Extrapolating from this process it would appear there was close to €500m worth of capital interested in these Irish retail assets.

Savills said investment in the office sector during Q3 was less than €140m and was typically for smaller lot sizes, with individual deal sizes below €30m and for more secondary grade stock. 

"We expect this to change approaching year-end as the sector begins to recover from the impact of the pandemic, with office developments reaching completion and lease-up being achieved we will see a pick-up in investment volumes in the sector," Mr Delaney said.

September 20 marked the gradual return of office-based work as restrictions were lifted with most companies in Ireland and across the globe planning a hybrid working model between the office and remote working. 

However, office developers and estate agents say they are confident of future demand for office space. 

In Cork city, construction commenced in recent weeks on No 2 Horgan’s Quay, adding 130,000 sq ft of space to the six-acre CIE-owned site as part of a €160m mixed-use development by Clarendon Properties and BAM.
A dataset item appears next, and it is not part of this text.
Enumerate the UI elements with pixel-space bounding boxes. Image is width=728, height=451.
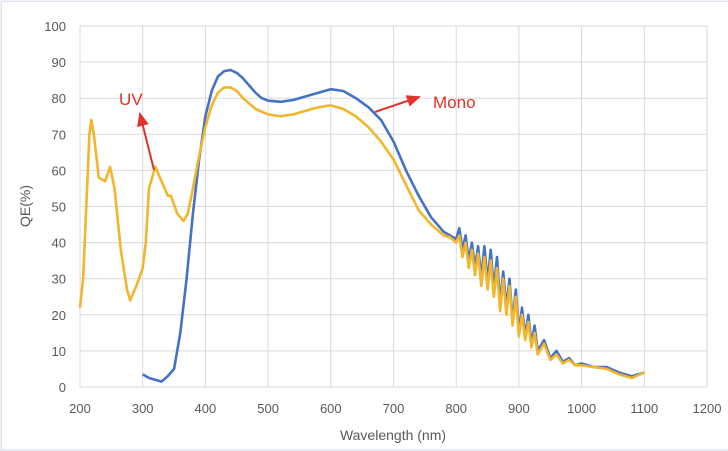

A separate report from Savills on the Dublin office market found that activity responded strongly in the third quarter after a cautious first half of the year. 

Office take-up reached 396,000 sq ft with a total of 42 deals completed. While this is well below the long-term average of 668,000 sq ft per quarter, it represents a marked improvement on the 23,000 and 147,000 sq ft which were transacted in Q1 and Q2, respectively.

They said there are now encouraging signs that the market is strengthening as occupiers start to have more clarity on the post-pandemic working world and government restrictions start to loosen.

Shane Duffy, director of offices at Savills Ireland, said that after a dismal first half of the year, transactional evidence in the third quarter has been "very encouraging" for the office market. 

By and large, headline rents have held firm as the flight to quality among occupiers becomes more evident. 

"Occupiers are focused on securing the best options on the best achievable rental terms in line with growing environmental, social, and governance (ESG) focus," Mr Duffy said. 

"Weekly viewing tallies throughout September have been higher than at any stage in 2019, representing a clear pent-up demand across the market."